We all know and love Doctor Who, the British sci-fi series that has been around since 1963. But over these 51 years writers have made some … let’s say questionable decisions – the sort of decisions that leave viewers shifting uncomfortably on their sofas, trying desperately not to catch one another’s eye.
1. Creature of the Pit
Between 1974 and 1981, Tom baker was the incarnation of the Doctor and one of his final episodes was one of his most awkward.
I’m talking about the “Creature of the Pit” episode where the good Doctor was called to face a monster that was terrorizing a planet. The weird part is the monsters design that looked a bit like … well, a gigantic, floppy penis. At the end of the episode after the Doctor discovered that the monster is actually the victim, the script specifically called for a scene where the Doctor kisses the monster. And that’s just … weird considering how it looks.
2. Yellowface Makeup
“The Talons of Weng Chiang” adventure was set in Victorian London and featured Jack the Ripper-style murders and an evil Chinese villain … played by a white actor in makeup.
Even the idea of white actors portraying Asians feels wrong and at the time it was aired, the show attracted considerable complains for its lazy stereotypes.
3. Love and Monsters
Released in 2006, “Love and Monsters” is probably the worst episode in all Doctor Who history. And this is all thanks to the last five minutes of the episode, in which a character named Elton admits he has sex with a paving slab.

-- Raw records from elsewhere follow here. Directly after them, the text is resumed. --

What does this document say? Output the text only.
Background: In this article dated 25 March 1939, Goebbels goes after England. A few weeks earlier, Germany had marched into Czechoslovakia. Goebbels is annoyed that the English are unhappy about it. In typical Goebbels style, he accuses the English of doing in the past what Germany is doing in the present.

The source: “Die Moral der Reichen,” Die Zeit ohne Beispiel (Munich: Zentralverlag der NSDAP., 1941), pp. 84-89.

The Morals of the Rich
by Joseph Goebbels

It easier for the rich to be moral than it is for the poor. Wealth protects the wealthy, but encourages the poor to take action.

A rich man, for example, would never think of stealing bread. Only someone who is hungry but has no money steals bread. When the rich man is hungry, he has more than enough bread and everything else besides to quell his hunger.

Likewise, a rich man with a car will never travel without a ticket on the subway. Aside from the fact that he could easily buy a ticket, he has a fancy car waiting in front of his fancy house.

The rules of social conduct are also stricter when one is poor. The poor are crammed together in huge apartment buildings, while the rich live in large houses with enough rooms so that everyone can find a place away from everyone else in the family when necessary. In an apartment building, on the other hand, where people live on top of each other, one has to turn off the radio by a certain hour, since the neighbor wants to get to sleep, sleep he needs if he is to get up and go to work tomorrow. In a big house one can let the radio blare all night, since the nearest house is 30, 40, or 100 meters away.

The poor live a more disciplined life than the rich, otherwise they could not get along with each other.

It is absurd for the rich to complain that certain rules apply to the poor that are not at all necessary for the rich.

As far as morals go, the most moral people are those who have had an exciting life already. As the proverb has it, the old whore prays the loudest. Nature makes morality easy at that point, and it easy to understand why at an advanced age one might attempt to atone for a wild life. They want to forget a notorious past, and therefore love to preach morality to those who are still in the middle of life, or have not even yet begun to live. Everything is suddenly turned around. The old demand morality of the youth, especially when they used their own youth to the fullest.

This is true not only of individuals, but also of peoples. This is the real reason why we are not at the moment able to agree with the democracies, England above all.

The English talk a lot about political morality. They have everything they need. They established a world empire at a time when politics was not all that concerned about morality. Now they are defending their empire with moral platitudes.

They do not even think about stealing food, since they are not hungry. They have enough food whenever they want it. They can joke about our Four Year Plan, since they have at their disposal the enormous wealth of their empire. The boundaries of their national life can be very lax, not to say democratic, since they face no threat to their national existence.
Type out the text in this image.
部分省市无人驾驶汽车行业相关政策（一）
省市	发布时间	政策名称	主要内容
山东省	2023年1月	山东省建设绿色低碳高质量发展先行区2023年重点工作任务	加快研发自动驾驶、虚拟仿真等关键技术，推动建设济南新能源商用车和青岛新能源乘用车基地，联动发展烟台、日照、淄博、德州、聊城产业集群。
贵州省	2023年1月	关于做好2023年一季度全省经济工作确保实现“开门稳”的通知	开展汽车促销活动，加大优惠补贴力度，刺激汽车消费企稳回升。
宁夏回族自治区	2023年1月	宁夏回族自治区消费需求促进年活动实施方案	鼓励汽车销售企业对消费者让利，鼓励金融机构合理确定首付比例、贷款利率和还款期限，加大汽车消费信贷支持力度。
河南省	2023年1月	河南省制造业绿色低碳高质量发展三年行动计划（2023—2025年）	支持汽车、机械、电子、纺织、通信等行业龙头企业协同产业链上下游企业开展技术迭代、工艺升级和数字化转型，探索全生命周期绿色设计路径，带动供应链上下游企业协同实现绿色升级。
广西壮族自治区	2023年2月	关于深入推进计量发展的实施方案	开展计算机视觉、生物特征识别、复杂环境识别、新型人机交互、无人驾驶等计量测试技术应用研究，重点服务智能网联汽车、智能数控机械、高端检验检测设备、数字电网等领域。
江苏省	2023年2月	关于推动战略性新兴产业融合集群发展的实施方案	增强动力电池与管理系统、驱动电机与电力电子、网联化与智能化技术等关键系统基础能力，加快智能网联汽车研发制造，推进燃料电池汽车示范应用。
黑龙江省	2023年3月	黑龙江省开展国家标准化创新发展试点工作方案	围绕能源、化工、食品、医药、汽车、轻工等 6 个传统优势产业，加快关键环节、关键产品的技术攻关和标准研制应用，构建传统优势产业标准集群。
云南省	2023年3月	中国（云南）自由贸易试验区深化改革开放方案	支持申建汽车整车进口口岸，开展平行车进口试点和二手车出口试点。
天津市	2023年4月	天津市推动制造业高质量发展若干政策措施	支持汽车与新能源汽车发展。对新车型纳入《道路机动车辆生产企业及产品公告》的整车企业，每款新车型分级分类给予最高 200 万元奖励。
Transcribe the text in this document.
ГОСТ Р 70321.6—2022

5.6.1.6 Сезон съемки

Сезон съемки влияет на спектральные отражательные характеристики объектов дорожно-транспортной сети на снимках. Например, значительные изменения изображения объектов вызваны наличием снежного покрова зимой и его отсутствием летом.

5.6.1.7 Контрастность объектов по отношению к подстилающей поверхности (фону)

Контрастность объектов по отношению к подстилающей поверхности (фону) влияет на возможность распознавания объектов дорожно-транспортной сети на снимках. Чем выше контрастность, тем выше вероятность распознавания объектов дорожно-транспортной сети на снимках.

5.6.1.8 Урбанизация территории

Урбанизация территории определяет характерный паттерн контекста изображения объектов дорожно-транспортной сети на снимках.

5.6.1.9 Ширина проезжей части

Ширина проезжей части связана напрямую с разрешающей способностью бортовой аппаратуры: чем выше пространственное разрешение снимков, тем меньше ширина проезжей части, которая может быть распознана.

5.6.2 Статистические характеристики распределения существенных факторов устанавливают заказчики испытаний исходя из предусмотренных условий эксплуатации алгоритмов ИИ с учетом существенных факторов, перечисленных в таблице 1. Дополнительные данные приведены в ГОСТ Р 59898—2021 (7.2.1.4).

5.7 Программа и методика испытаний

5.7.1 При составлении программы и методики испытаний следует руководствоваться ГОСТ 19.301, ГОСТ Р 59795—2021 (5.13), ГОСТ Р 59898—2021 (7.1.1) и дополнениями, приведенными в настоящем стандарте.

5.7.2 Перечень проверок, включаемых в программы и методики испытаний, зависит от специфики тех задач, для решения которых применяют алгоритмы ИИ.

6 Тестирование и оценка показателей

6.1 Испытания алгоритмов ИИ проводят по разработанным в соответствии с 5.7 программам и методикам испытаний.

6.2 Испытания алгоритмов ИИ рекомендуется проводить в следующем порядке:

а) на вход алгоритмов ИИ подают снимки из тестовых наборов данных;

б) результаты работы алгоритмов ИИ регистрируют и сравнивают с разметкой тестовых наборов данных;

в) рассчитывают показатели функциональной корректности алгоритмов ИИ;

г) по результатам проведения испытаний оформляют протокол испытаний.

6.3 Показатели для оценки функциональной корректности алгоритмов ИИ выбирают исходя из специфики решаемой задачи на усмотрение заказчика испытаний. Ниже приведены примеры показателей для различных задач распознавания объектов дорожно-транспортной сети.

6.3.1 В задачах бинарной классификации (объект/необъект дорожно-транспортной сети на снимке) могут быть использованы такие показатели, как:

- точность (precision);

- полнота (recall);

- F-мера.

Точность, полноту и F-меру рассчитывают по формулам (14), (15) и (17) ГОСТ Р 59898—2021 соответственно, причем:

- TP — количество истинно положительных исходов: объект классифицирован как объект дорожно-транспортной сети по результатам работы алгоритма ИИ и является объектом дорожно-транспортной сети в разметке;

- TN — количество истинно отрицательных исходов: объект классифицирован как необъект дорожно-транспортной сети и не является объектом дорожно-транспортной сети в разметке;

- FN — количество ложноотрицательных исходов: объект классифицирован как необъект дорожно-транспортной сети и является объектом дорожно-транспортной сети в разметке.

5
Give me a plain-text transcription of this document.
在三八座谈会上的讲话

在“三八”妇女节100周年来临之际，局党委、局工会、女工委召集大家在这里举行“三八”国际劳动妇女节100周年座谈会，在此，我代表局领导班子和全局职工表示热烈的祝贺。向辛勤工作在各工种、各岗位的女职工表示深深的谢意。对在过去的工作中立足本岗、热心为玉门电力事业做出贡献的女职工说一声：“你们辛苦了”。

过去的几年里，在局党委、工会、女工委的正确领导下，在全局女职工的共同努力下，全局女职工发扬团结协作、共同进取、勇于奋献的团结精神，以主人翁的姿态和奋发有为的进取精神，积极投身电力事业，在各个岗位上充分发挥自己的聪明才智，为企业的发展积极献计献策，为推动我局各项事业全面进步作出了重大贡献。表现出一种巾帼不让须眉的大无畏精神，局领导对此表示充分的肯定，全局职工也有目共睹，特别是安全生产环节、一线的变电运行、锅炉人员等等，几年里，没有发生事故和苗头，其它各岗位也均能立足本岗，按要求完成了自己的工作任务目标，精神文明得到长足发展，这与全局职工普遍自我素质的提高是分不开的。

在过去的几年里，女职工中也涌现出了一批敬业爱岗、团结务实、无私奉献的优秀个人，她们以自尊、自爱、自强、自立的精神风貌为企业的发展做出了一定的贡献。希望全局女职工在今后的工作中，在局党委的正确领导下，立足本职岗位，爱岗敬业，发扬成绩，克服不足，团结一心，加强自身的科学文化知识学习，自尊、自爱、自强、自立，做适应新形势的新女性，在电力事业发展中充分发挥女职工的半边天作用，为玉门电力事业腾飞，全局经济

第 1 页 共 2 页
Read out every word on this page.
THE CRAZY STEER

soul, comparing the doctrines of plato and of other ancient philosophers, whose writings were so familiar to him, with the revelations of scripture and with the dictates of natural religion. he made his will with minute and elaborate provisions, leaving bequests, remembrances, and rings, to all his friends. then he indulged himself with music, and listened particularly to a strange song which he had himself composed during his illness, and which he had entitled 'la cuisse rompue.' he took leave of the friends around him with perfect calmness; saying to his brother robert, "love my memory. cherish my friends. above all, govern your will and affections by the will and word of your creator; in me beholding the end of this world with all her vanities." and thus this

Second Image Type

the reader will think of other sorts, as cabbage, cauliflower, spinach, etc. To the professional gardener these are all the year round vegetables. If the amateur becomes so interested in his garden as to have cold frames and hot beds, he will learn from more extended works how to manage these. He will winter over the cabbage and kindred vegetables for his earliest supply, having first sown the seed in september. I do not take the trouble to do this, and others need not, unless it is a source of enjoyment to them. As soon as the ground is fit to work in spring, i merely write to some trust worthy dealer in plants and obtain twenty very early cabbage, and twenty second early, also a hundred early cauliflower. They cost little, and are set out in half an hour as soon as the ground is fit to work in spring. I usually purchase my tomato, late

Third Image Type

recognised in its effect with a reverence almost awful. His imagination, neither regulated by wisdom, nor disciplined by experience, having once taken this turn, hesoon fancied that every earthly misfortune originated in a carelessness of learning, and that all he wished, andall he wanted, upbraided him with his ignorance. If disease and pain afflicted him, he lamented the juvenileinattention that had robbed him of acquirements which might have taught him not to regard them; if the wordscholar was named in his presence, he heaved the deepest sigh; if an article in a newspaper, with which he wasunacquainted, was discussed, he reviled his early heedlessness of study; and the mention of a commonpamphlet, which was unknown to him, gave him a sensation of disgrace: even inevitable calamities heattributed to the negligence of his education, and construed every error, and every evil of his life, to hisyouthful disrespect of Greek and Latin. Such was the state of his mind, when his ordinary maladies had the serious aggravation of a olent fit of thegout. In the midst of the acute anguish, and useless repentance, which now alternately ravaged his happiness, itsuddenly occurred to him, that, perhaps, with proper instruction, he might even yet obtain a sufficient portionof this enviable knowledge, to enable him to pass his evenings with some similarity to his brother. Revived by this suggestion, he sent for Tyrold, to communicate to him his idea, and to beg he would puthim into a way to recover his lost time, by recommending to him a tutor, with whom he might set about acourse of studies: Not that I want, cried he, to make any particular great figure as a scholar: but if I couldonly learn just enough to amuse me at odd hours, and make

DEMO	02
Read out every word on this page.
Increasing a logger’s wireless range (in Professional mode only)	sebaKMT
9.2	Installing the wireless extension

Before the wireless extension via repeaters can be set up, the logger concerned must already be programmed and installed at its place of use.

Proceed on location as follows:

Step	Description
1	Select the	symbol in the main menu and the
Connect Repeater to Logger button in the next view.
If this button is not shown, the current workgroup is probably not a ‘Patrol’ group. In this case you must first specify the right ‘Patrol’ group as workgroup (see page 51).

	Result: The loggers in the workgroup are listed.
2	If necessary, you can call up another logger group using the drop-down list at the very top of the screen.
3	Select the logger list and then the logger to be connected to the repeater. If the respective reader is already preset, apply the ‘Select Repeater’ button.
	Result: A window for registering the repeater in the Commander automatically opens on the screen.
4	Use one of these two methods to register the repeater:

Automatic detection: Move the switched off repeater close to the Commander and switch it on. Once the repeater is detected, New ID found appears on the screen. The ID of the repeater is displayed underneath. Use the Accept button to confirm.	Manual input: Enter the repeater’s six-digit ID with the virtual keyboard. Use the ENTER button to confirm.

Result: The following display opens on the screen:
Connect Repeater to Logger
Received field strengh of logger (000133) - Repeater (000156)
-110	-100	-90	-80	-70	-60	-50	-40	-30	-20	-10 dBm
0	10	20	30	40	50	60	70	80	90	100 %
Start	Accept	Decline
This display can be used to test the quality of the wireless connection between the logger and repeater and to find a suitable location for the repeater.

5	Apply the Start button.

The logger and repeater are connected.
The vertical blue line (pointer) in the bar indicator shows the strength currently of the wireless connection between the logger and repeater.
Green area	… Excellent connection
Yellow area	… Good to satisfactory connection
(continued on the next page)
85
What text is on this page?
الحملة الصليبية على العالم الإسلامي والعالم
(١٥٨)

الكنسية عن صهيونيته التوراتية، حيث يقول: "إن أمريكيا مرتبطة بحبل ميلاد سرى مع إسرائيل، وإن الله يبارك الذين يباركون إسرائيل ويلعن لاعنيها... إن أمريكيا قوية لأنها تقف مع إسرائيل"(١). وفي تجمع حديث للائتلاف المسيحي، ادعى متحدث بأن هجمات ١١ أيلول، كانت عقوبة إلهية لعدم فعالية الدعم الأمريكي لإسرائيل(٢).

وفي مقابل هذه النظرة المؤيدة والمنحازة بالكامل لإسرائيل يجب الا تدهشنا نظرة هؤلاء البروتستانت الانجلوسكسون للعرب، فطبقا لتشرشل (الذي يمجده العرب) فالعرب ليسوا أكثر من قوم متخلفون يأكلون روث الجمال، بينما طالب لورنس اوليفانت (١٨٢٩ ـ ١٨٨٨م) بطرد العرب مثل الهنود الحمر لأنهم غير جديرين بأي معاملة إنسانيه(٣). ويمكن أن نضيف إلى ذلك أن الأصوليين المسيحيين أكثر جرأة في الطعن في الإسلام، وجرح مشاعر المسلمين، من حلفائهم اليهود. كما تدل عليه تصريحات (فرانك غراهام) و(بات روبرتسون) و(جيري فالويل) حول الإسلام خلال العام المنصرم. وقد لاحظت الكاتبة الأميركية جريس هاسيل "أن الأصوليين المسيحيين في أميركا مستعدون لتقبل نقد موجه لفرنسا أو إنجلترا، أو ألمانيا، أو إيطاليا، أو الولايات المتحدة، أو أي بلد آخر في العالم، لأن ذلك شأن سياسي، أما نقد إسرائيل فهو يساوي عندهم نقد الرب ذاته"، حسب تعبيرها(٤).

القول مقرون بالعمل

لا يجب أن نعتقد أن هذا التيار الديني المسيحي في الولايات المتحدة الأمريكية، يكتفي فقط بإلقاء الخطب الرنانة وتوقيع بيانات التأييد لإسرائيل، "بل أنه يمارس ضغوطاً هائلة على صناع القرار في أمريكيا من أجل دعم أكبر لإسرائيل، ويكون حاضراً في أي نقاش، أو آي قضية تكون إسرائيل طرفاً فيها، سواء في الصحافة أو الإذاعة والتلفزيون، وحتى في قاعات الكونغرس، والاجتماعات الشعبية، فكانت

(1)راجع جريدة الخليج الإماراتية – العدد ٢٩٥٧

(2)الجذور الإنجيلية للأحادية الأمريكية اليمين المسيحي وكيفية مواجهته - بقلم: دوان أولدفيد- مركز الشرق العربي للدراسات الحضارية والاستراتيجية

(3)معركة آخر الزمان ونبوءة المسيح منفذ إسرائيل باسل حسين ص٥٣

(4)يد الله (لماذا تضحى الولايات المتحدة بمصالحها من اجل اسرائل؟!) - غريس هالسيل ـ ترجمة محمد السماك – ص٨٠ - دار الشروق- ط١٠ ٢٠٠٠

But how and WHY? Well at the beginning of the episode Elton’s girlfriend was absorbed by a mysterious creature. After the doctor defeats the monster he realizes that unfortunately, the best he can do is recreate her mind and face, which will be forever embedded in a paving slab.
Returning to the last minutes of the show and uncomfortable moments, Elton admits he has a love life with this slab. That’s just … wrong!
4. The Infamous Cleavage
In 1984, in his final episode, the fifth Doctor Peter Davison sacrifices himself to save his companion, Peri. His final speech was supposed to be the crowning moment of a dark episode, that’s if the director didn’t opt to focus on Peri’s cleavage instead … for more than a minute!
5. Doctor in Distress
After BBC put Doctor Who on a hiatus in 1985, a group of fans got together and released a charity single – Doctor in Distress. The result was a tune that butchered the concept of music, definitely one of the most awful things the universe has ever produced. The song was performed by a group of 30 mid-level celebrities under the banner “Who Cares”, some of which you may never have heard of, including Ultravox, Tight Fit, and Bucks Fizz.
“We learned to accept six doctors with companions at their side
When they were faced with danger they didn’t run, they didn’t hide.”
6. Doctor Who – Transit
After Doctor Who was canceled in 1989 the only way whovians could get their dose was through books. But those Doctor Who novels were way different than the show as they included profanity, nudity and … hardcore sex.
One of these novels was Transit, set in a cyberpunk vision of the future. The book was filled with passages about people screwing in slum housing,and people drunkenly screwing at parties.
7. Doctor Who – Nekromanteia
Big Finish started producing Doctor Who audio dramas in 1999. Most of them were well received by fans, with the exception of Nekromanteia. It starts like your usual Doctor adventure … until you get to the rape scene. A character called Harlon attempts to force himself on the Doctor’s companion Erimem. She fights him off and afterward declares she will now have to live with the pain.
Thanks to this scene, Nekromanteia was so badly received that Peter Davison requested the author never write for Doctor Who again. He got his wish.
In 1966, character actor Patrick Troughton was chosen to take over the role of the Doctor. He was so afraid of being typecast and worried that being so identified with a children’s show would ruin his career, he toyed with ways of disguising his appearance. According to interviews he gave after leaving the role, his preferred method was to wear a turban and a layer of dark paint. In the end, the producer squashed his idea, asking him to instead play the character as a sort of intergalactic Charlie Chaplin.
9. The Pakistani Daleks
The Doctor Who teams loaned some Daleks to Spike Milligan for his comedy series named Q. And well, you just have to watch the video yourself to understand what he used them for.
10. A Fix with Sontarans
A Fix with Sontarans was a crossover between Doctor Who and Jim’ll Fix it, featuring nine-year-old Gareth Jenkins on his own special adventure, organized by Jimmy Savile. If you recognized the name, you understand why this was probably the most disturbing moment in all Doctor Who history.